After a career in public education, Janet Stewart retired to Alpine, Texas, with her husband George Pitlik in 2006 to pursue an “encore career” in ceramics. She is an advanced student in ceramics at Sul Ross State University and has attended extended summer workshops, including Texas Tech University at Junction, Penland School of Crafts in North Carolina, and La Meridiana School of Ceramics in Italy (fall 2012). She is a member of the Texas Clay Arts Association and regularly attends statewide and national ceramic conferences, workshops, and events.
In addition to making ceramics, Janet is an enthusiastic collector of vintage Fiesta Ware, Rookwood, and other early 20th Century pottery and art nouveau tiles. She collects pottery and tiles during her travels to countries known for exceptional ceramics, such as China, Turkey and Portugal. Her growing collection of contemporary ceramics includes pieces to use, enjoy and inspire.
Former gallery director, Janet now serves on the steering and display committees at Gallery on the Square in Alpine, where she also exhibits and sells her work.
She may be contacted at email@example.com.
I have no explanation for why I am so drawn to clay. Maybe it was my childhood summers in East Texas digging for China in the red earth of my grandparent’s backyard, or the endless mud pies that followed. Perhaps it was the subliminal attraction to my grandmother’s colorful Fiesta Ware dishes, which I was fortunate to inherit in my 20’s. Handmade ceramics had a resurgence in the 1970’s, and I admired the work of artisans at craft fairs. I knew that to create such work required an investment in time and energy that I did not have, so I appreciated their craftsmanship but never considered that I could become a potter some day.
They say that luck favors the prepared individual. That’s true. Who knew that our retirement destination, Alpine, Texas, would offer me a full-blown university ceramics education? Such a gift! I have enjoyed every day in the ceramics studio at Sul Ross State University. Simply becoming a student again, learning new skills, mastering new techniques, exercising dormant creativity, and realizing that I will never learn enough has fed my mind and spirit.

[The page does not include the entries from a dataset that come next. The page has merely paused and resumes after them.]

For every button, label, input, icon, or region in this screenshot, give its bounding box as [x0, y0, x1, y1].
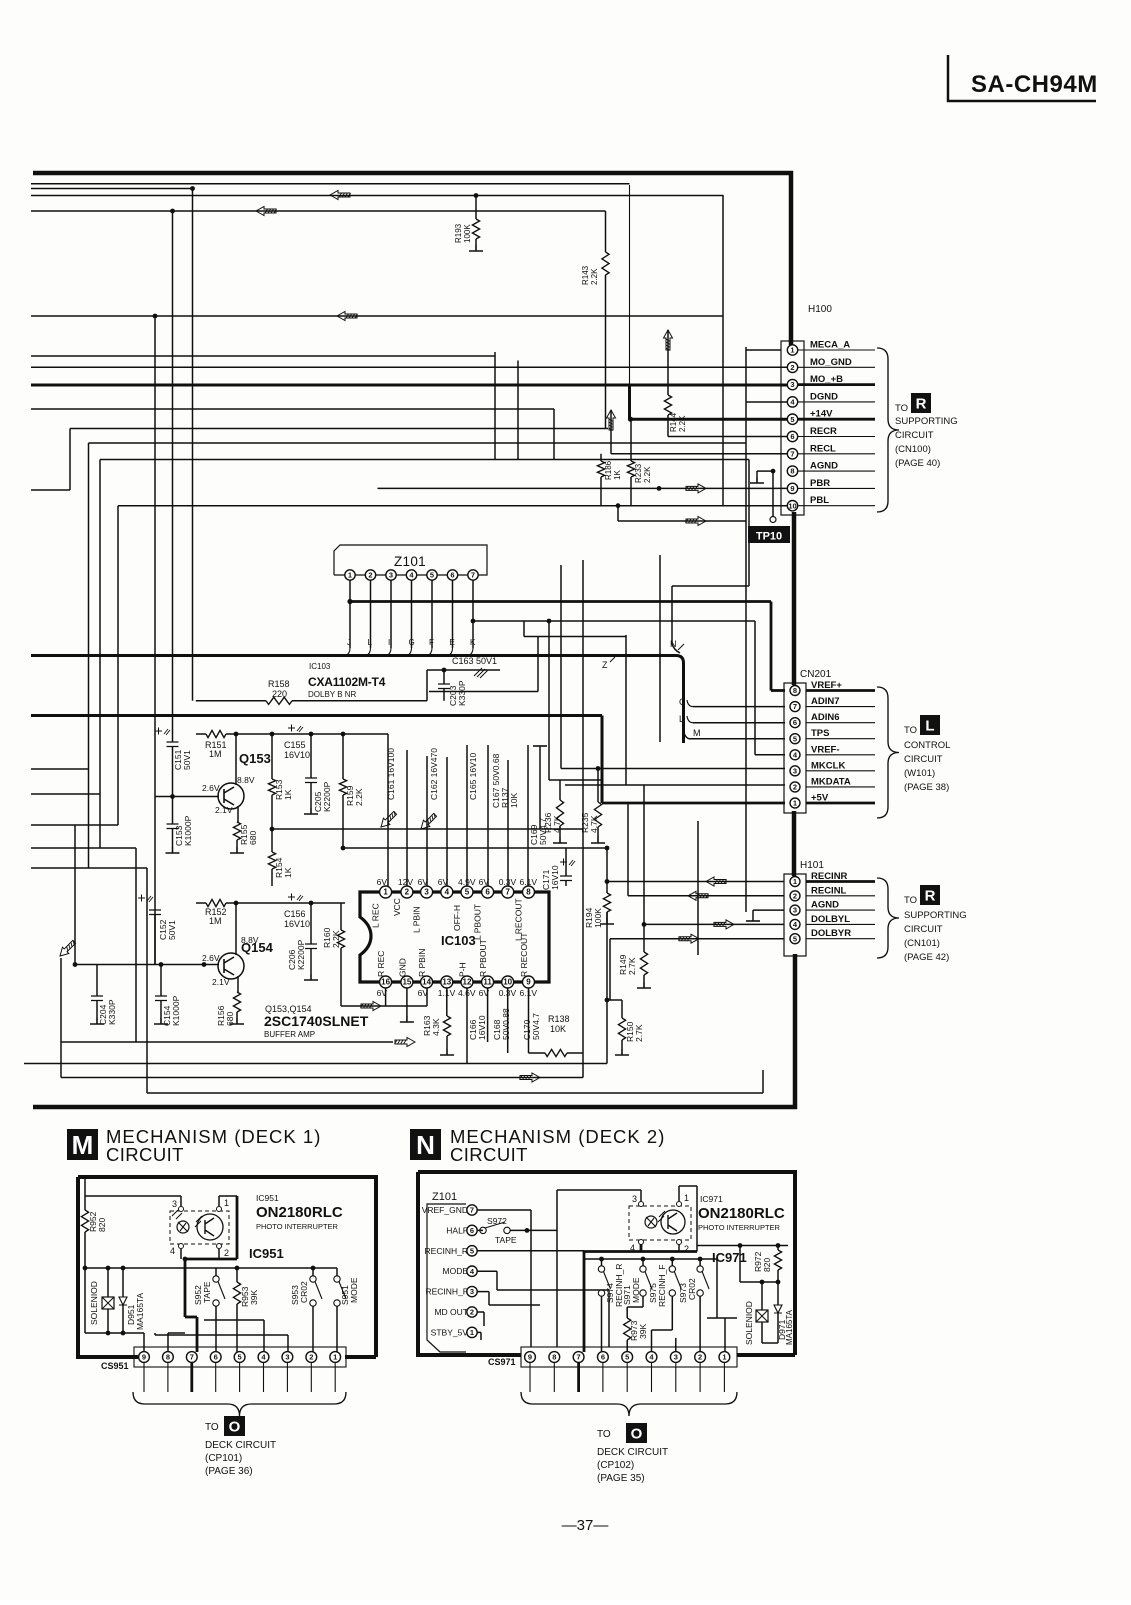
svg-text:TAPE: TAPE — [495, 1235, 517, 1245]
svg-text:Z101: Z101 — [394, 554, 426, 569]
bold wire y385 to H100 pin3 MO_+B — [31, 384, 787, 387]
svg-text:CR02: CR02 — [299, 1281, 309, 1303]
svg-text:R193: R193 — [454, 223, 463, 243]
svg-text:IC971: IC971 — [700, 1194, 723, 1204]
svg-text:16V10: 16V10 — [284, 750, 310, 760]
CN201 pin 7 ADIN7 — [806, 706, 875, 708]
svg-text:3: 3 — [389, 571, 393, 580]
svg-text:12: 12 — [463, 978, 472, 987]
svg-text:2.1V: 2.1V — [215, 805, 233, 815]
svg-text:2.2K: 2.2K — [678, 415, 687, 432]
deck2 Z101 pin 4 MODE — [467, 1266, 477, 1276]
wire y829 — [270, 827, 275, 832]
Q153 base wire — [155, 796, 219, 798]
svg-text:K330P: K330P — [107, 999, 117, 1025]
svg-text:PHOTO INTERRUPTER: PHOTO INTERRUPTER — [256, 1222, 339, 1231]
svg-text:MD OUT: MD OUT — [434, 1307, 468, 1317]
svg-text:IC103: IC103 — [441, 933, 476, 948]
svg-text:TO: TO — [205, 1422, 219, 1433]
svg-text:8: 8 — [552, 1353, 556, 1362]
CS971 pin 8 — [549, 1352, 560, 1363]
svg-text:AGND: AGND — [810, 461, 838, 472]
resistor R150 2.7K — [621, 1000, 623, 1018]
svg-text:3: 3 — [632, 1194, 637, 1204]
deck2 brace to deck circuit — [521, 1392, 737, 1416]
deck2 photo transistor — [661, 1210, 685, 1234]
CN201 pin 1 +5V — [806, 802, 875, 805]
IC103 top pin 7 — [502, 886, 514, 898]
connector CN201 body — [784, 683, 806, 813]
resistor R233 2.2K — [630, 419, 632, 461]
wire y785 MKDATA — [565, 784, 785, 786]
svg-text:1K: 1K — [283, 867, 293, 878]
svg-text:MA165TA: MA165TA — [135, 1293, 145, 1330]
off-page arrow on y211 — [256, 207, 277, 216]
svg-text:39K: 39K — [249, 1290, 259, 1305]
deck2 riser x697 — [696, 1186, 698, 1252]
svg-text:4.7K: 4.7K — [589, 815, 599, 833]
svg-text:4.9V: 4.9V — [458, 877, 476, 887]
vertical wire x88.5 to y868 — [88, 443, 90, 868]
resistor R236 4.7K — [559, 780, 561, 800]
svg-text:CIRCUIT: CIRCUIT — [904, 754, 943, 765]
CS971 pin 4 — [646, 1352, 657, 1363]
vertical x583 return — [582, 560, 584, 1078]
svg-text:MA165TA: MA165TA — [785, 1309, 794, 1345]
svg-text:O: O — [631, 1425, 643, 1442]
svg-text:3: 3 — [424, 888, 429, 897]
svg-text:16V10: 16V10 — [477, 1015, 487, 1040]
svg-text:16: 16 — [381, 978, 390, 987]
svg-text:IC951: IC951 — [249, 1246, 284, 1261]
wire y409 — [31, 408, 554, 410]
IC top pin6 wire x488 — [487, 745, 489, 886]
svg-text:VCC: VCC — [392, 898, 402, 916]
vertical x607 return — [606, 848, 608, 893]
svg-text:Q153: Q153 — [239, 751, 271, 766]
svg-text:1: 1 — [470, 1328, 474, 1337]
CS951 pin 9 — [139, 1352, 150, 1363]
wire y586 — [672, 585, 749, 587]
svg-text:N: N — [416, 1130, 435, 1160]
bold bus y715 — [31, 714, 602, 717]
IC pin12 wire down to return bus — [466, 988, 468, 1064]
H100 brace — [877, 348, 899, 512]
vertical wire x554 — [553, 409, 555, 460]
svg-text:SOLENIOD: SOLENIOD — [89, 1281, 99, 1325]
CN201 pin 8 VREF+ — [806, 689, 875, 692]
resistor R149 2.7K — [643, 924, 645, 952]
deck2 connector CS971 body — [521, 1347, 737, 1367]
svg-text:TAPE: TAPE — [202, 1281, 212, 1303]
svg-text:5: 5 — [238, 1353, 242, 1362]
thick bus right vertical upper — [789, 171, 794, 345]
svg-text:5: 5 — [790, 415, 794, 424]
CS951 pin 5 — [234, 1352, 245, 1363]
svg-text:RECR: RECR — [810, 426, 837, 437]
svg-text:2.2K: 2.2K — [643, 466, 652, 483]
CS971 pin 2 — [695, 1352, 706, 1363]
svg-text:16V10: 16V10 — [284, 919, 310, 929]
resistor R235 4.7K — [597, 769, 599, 803]
svg-text:6: 6 — [790, 432, 794, 441]
H100 pin 6 RECR — [798, 436, 875, 438]
IC103 bottom pin 14 — [421, 976, 433, 988]
svg-text:R233: R233 — [634, 463, 643, 483]
H101 pin 2 RECINL — [806, 895, 875, 897]
vertical wire x118 — [117, 506, 119, 825]
IC103 chip body — [360, 892, 549, 982]
Q154 base wire y964.5 — [75, 964, 219, 966]
svg-text:K2200P: K2200P — [322, 781, 332, 812]
svg-text:C162 16V470: C162 16V470 — [429, 748, 439, 800]
resistor R153 1K — [271, 734, 273, 779]
wire y356 MO_GND-area — [31, 355, 495, 357]
vertical x147 — [146, 868, 148, 1093]
transistor Q154 — [218, 953, 244, 979]
svg-text:8: 8 — [166, 1353, 170, 1362]
svg-text:K2200P: K2200P — [296, 939, 306, 970]
deck1 pin3 riser — [287, 1335, 289, 1352]
IC103 bottom pin 13 — [441, 976, 453, 988]
off-page arrow on y1077.5 — [520, 1073, 541, 1082]
deck1 diode D951 MA165TA — [122, 1268, 124, 1297]
svg-text:6V: 6V — [479, 877, 490, 887]
Z101 pin 6 — [447, 570, 457, 580]
svg-text:5: 5 — [430, 571, 434, 580]
svg-text:HALF: HALF — [446, 1225, 468, 1235]
svg-text:50V1: 50V1 — [182, 750, 192, 770]
deck2 pin3 riser — [675, 1338, 677, 1352]
svg-text:4.7K: 4.7K — [552, 815, 562, 833]
svg-text:GND: GND — [397, 958, 407, 977]
deck1 switch S951 MODE — [336, 1268, 338, 1276]
CS951 pin 6 — [210, 1352, 221, 1363]
svg-text:2.6V: 2.6V — [202, 783, 220, 793]
svg-text:1K: 1K — [283, 789, 293, 800]
svg-text:5: 5 — [793, 734, 797, 743]
CN201 pin 2 MKDATA — [806, 786, 875, 788]
CN201 brace — [877, 687, 899, 818]
svg-text:2.7K: 2.7K — [627, 957, 637, 975]
svg-text:MO_+B: MO_+B — [810, 374, 843, 385]
long vertical x192 to R158 wire — [192, 189, 194, 701]
vertical wire x626 node Z to MKDATA — [625, 635, 627, 785]
Z101 pin 7 — [468, 570, 478, 580]
svg-text:C165 16V10: C165 16V10 — [468, 752, 478, 800]
Z101 pin 1 — [345, 570, 355, 580]
IC top pin4 wire x447 — [446, 757, 448, 886]
resistor R194 100K — [603, 893, 610, 912]
H101 pin 5 DOLBYR — [806, 938, 875, 940]
svg-text:680: 680 — [248, 831, 258, 845]
IC103 top pin 6 — [482, 886, 494, 898]
svg-text:C163 50V1: C163 50V1 — [452, 656, 497, 666]
deck2 switch S971 MODE — [642, 1259, 644, 1266]
resistor R186 1K — [600, 454, 602, 461]
svg-text:9: 9 — [142, 1353, 146, 1362]
svg-text:13: 13 — [442, 978, 451, 987]
deck2 interrupter terminals — [639, 1202, 644, 1207]
capacitor C203 K330P — [443, 670, 445, 684]
IC103 top pin 4 — [441, 886, 453, 898]
capacitor C171 16V10 — [560, 859, 575, 867]
vertical x561 — [560, 565, 562, 769]
vertical wire x630 from y185 — [629, 185, 631, 387]
wire y636.5 jog — [523, 621, 525, 637]
svg-text:2: 2 — [698, 1353, 702, 1362]
svg-text:2.1V: 2.1V — [212, 977, 230, 987]
deck2 Z101 pin 2 MD OUT — [467, 1307, 477, 1317]
svg-text:R RECOUT: R RECOUT — [519, 933, 529, 977]
svg-text:MKDATA: MKDATA — [811, 776, 851, 787]
H101 pin 3 AGND — [806, 909, 875, 911]
main schematic top border — [33, 171, 793, 176]
wire node C to CN201 ADIN7 — [693, 706, 785, 708]
IC top pin5 wire x467 — [466, 745, 468, 886]
H100 pin 10 PBL — [798, 505, 875, 507]
svg-text:5: 5 — [625, 1353, 629, 1362]
svg-text:CIRCUIT: CIRCUIT — [904, 924, 943, 935]
svg-text:820: 820 — [762, 1258, 772, 1272]
return wire y1077.5 — [61, 1077, 583, 1079]
CS951 pin 4 — [258, 1352, 269, 1363]
svg-text:50V0.88: 50V0.88 — [501, 1008, 511, 1040]
svg-text:ON2180RLC: ON2180RLC — [256, 1204, 343, 1221]
svg-text:J: J — [347, 638, 351, 647]
wire y367 to H100 pin2 — [31, 366, 787, 368]
capacitor C153 K1000P — [172, 797, 174, 825]
deck1 wire pin1 riser — [218, 1196, 220, 1206]
Z101 pin 3 — [386, 570, 396, 580]
svg-text:2: 2 — [793, 891, 797, 900]
svg-text:MECA_A: MECA_A — [810, 340, 850, 351]
VREF- divider drop x549 — [547, 619, 552, 624]
vertical x755 to CN201 VREF- pin4 — [754, 621, 756, 755]
svg-text:RECINH_F: RECINH_F — [425, 1287, 468, 1297]
H100 pin8 ground and TP10 riser — [771, 469, 776, 474]
H100 pin 8 AGND — [798, 470, 875, 472]
heading N mechanism deck2 — [410, 1129, 441, 1160]
svg-text:6V: 6V — [418, 877, 429, 887]
svg-text:RECL: RECL — [810, 443, 836, 454]
svg-text:RECINL: RECINL — [811, 885, 847, 896]
wire node M to CN201 TPS — [689, 738, 785, 740]
svg-text:C161 16V100: C161 16V100 — [386, 748, 396, 800]
svg-text:5: 5 — [793, 934, 797, 943]
connector H101 body — [784, 874, 806, 956]
transistor Q153 — [218, 783, 244, 809]
svg-text:+5V: +5V — [811, 792, 829, 803]
svg-text:4: 4 — [445, 888, 450, 897]
svg-text:SOLENIOD: SOLENIOD — [744, 1301, 754, 1345]
svg-text:7: 7 — [190, 1353, 194, 1362]
deck1 box border — [78, 1177, 376, 1357]
svg-text:K1000P: K1000P — [183, 815, 193, 846]
H101 pin 4 DOLBYL — [806, 923, 875, 925]
svg-text:MODE: MODE — [349, 1277, 359, 1303]
IC103 top pin 3 — [421, 886, 433, 898]
svg-text:R PBOUT: R PBOUT — [478, 939, 488, 977]
resistor R154 1K — [271, 829, 273, 852]
capacitor C206 K2200P — [310, 903, 312, 944]
svg-text:RECINH_F: RECINH_F — [657, 1264, 667, 1307]
svg-text:7: 7 — [790, 449, 794, 458]
svg-text:C155: C155 — [284, 740, 306, 750]
wire y490 stub — [31, 489, 70, 491]
deck2 Z101 pin 5 RECINH_R — [467, 1246, 477, 1256]
svg-text:100K: 100K — [593, 908, 603, 928]
Z101 pin 5 — [427, 570, 437, 580]
CS971 pin 6 — [598, 1352, 609, 1363]
CS951 pin 2 — [306, 1352, 317, 1363]
svg-text:C156: C156 — [284, 909, 306, 919]
deck2 ground bar to pin1 — [716, 1259, 718, 1318]
wire y848 right segment — [341, 846, 346, 851]
svg-text:2: 2 — [309, 1353, 313, 1362]
IC103 bottom pin 15 — [401, 976, 413, 988]
long vertical x172 — [172, 211, 174, 742]
svg-text:6V: 6V — [377, 877, 388, 887]
deck1 resistor R952 820 — [84, 1179, 86, 1210]
svg-text:(CN100): (CN100) — [895, 444, 931, 455]
svg-text:RECINH_R: RECINH_R — [425, 1246, 468, 1256]
svg-text:CXA1102M-T4: CXA1102M-T4 — [308, 675, 386, 689]
deck1 switch S952 TAPE — [215, 1268, 217, 1276]
svg-text:820: 820 — [97, 1218, 107, 1232]
resistor R159 2.2K — [342, 734, 344, 779]
svg-text:6: 6 — [450, 571, 454, 580]
H100 left frame wire — [746, 349, 781, 351]
svg-text:8: 8 — [790, 467, 794, 476]
svg-text:CN201: CN201 — [800, 669, 832, 680]
svg-text:MKCLK: MKCLK — [811, 760, 845, 771]
H101 brace — [877, 878, 899, 958]
svg-text:1M: 1M — [209, 916, 222, 926]
deck2 Z101 pin 3 RECINH_F — [467, 1286, 477, 1296]
svg-text:PBL: PBL — [810, 495, 829, 506]
deck1 photo interrupter IC951 dashed box — [170, 1211, 229, 1244]
main schematic bottom border — [33, 1105, 797, 1110]
svg-text:6: 6 — [214, 1353, 218, 1362]
deck2 wire x740 — [739, 1246, 741, 1283]
svg-text:TO: TO — [895, 403, 908, 414]
svg-text:DECK CIRCUIT: DECK CIRCUIT — [597, 1447, 668, 1458]
H101 pin 1 RECINR — [806, 880, 875, 883]
svg-text:DOLBYR: DOLBYR — [811, 928, 851, 939]
IC103 bottom pin 16 — [380, 976, 392, 988]
resistor R163 4.3K — [446, 988, 448, 1016]
svg-text:DOLBYL: DOLBYL — [811, 914, 850, 925]
Z101 pin stub wires with hooks — [349, 580, 351, 648]
deck2 Z101 pin 7 VREF_GND — [467, 1205, 477, 1215]
capacitor C152 50V1 on x155 — [138, 895, 153, 903]
svg-text:O: O — [229, 1418, 241, 1435]
svg-text:TO: TO — [904, 725, 917, 736]
svg-text:N: N — [670, 639, 677, 649]
return wire y1042 — [61, 1041, 393, 1043]
svg-text:TO: TO — [904, 895, 917, 906]
wire y825 — [31, 824, 118, 826]
vertical wire x495 — [494, 352, 496, 460]
svg-text:(PAGE 36): (PAGE 36) — [205, 1466, 253, 1477]
H100 pin 9 PBR — [798, 487, 875, 489]
H101 RECINR wire with arrow — [605, 879, 610, 884]
test point TP10 — [770, 517, 776, 523]
deck1 pin4 riser — [263, 1320, 265, 1352]
svg-text:VREF+: VREF+ — [811, 680, 842, 691]
svg-text:(CP101): (CP101) — [205, 1453, 242, 1464]
off-page arrow right end y1042 — [395, 1038, 416, 1047]
svg-text:R: R — [925, 887, 936, 904]
CS951 pin 8 — [163, 1352, 174, 1363]
svg-text:2.2K: 2.2K — [331, 930, 341, 948]
svg-text:5: 5 — [470, 1246, 474, 1255]
CS971 pin 9 — [525, 1352, 536, 1363]
IC top pin8 wire x528 — [527, 745, 529, 886]
vertical x698 — [697, 821, 699, 955]
off-page arrow on y1006 wire — [361, 1002, 382, 1011]
svg-text:39K: 39K — [638, 1324, 648, 1339]
resistor R156 680 — [237, 990, 239, 992]
Z101 pin 4 — [406, 570, 416, 580]
deck2 Z101 pin wires to CS971 — [477, 1209, 531, 1211]
svg-text:2: 2 — [368, 571, 372, 580]
svg-text:3: 3 — [793, 766, 797, 775]
CN201 pin 5 TPS — [806, 738, 875, 740]
bold +5V wire to CN201 pin1 — [602, 802, 785, 805]
vertical x75 to C204 area — [74, 825, 76, 965]
resistor R143 2.2K — [605, 211, 607, 252]
deck1 switch S953 CR02 — [312, 1268, 314, 1276]
svg-text:SUPPORTING: SUPPORTING — [895, 416, 958, 427]
svg-text:6: 6 — [485, 888, 490, 897]
svg-text:(W101): (W101) — [904, 768, 935, 779]
svg-text:I: I — [388, 638, 390, 647]
svg-text:AGND: AGND — [811, 900, 839, 911]
svg-text:TPS: TPS — [811, 728, 829, 739]
heading M mechanism deck1 — [67, 1129, 98, 1160]
svg-text:1: 1 — [224, 1198, 229, 1208]
CN201 pin 6 ADIN6 — [806, 722, 875, 724]
svg-text:K330P: K330P — [457, 680, 467, 706]
svg-text:2.6V: 2.6V — [202, 953, 220, 963]
svg-text:14: 14 — [422, 978, 431, 987]
deck1 photo transistor — [197, 1214, 223, 1240]
svg-text:R144: R144 — [669, 412, 678, 432]
svg-text:Z101: Z101 — [432, 1191, 457, 1203]
svg-text:PHOTO INTERRUPTER: PHOTO INTERRUPTER — [698, 1223, 781, 1232]
svg-text:SUPPORTING: SUPPORTING — [904, 910, 967, 921]
svg-text:L: L — [679, 714, 684, 724]
connector Z101 outline — [334, 545, 487, 575]
wire top bus y188.5 — [31, 188, 193, 190]
svg-text:STBY_5V: STBY_5V — [431, 1327, 469, 1337]
CN201 pin 4 VREF- — [806, 754, 875, 756]
H101 DOLBYR wire with arrow — [610, 938, 784, 940]
svg-text:TP10: TP10 — [756, 531, 782, 543]
svg-text:(PAGE 42): (PAGE 42) — [904, 952, 949, 963]
svg-text:1: 1 — [684, 1193, 689, 1203]
svg-text:G: G — [409, 638, 415, 647]
wire y670 C163 net — [427, 669, 500, 671]
svg-text:6: 6 — [470, 1226, 474, 1235]
svg-text:K1000P: K1000P — [171, 995, 181, 1026]
wire y621 to VREF- column — [473, 620, 755, 622]
svg-text:VREF_GND: VREF_GND — [422, 1205, 468, 1215]
wire y316 with off-page arrow — [31, 315, 723, 317]
H100 pin 4 DGND — [798, 401, 875, 403]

To experience the pure joy of learning gives me immense wonder and gratitude for my good fortune.
And then there is the clay. What a lovely material it is. Earthy, rich, creamy, elastic… As I sit at the potter’s wheel, wet my hands, close my eyes, and center the clay I can sense that my brain is generating serotonin. It is a pleasurable sensation. The clay gives unambiguous feedback, and that moment of finding perfect center is the first victory. From there, it is a matter of doing the dance between an idea or image of a form, and the movement and control of my hands on the clay; the speed of the wheel, the pressure given or released – so much happening at one time – to change the lump into a form. Refinement extends the dance and adds interest and pleasure to the process. So much problem solving and so many decisions are made simultaneously; it’s a mind-expanding endeavor! The product of this process is unknown until the kiln is finally opened; emotions run the gamut from joy to agony, sometimes within the span of one firing. While my mind’s eye may have envisioned a certain outcome, the glaze and fire can produce a different, unexpected effect, sometimes for the better or worse. That is the magic of high-fire ceramics.
“If you want a golden rule that will fit everybody, this is it: Have nothing in your houses that you do not know to be useful, or believe to be beautiful.” This quotation by William Morris in 1880 guides my efforts to produce ceramic objects that are aesthetically pleasing for daily living. The functional pieces are food safe and are made of stoneware clay that is glazed and fired in a gas kiln. Most are thrown on the potter’s wheel, and some of the surfaces are embellished with stamps and relief carving. Decorative tiles are made from terracotta clay. They are designed, carved, painted with colored terra sigillata (fine clay particles), and fired in an electric kiln.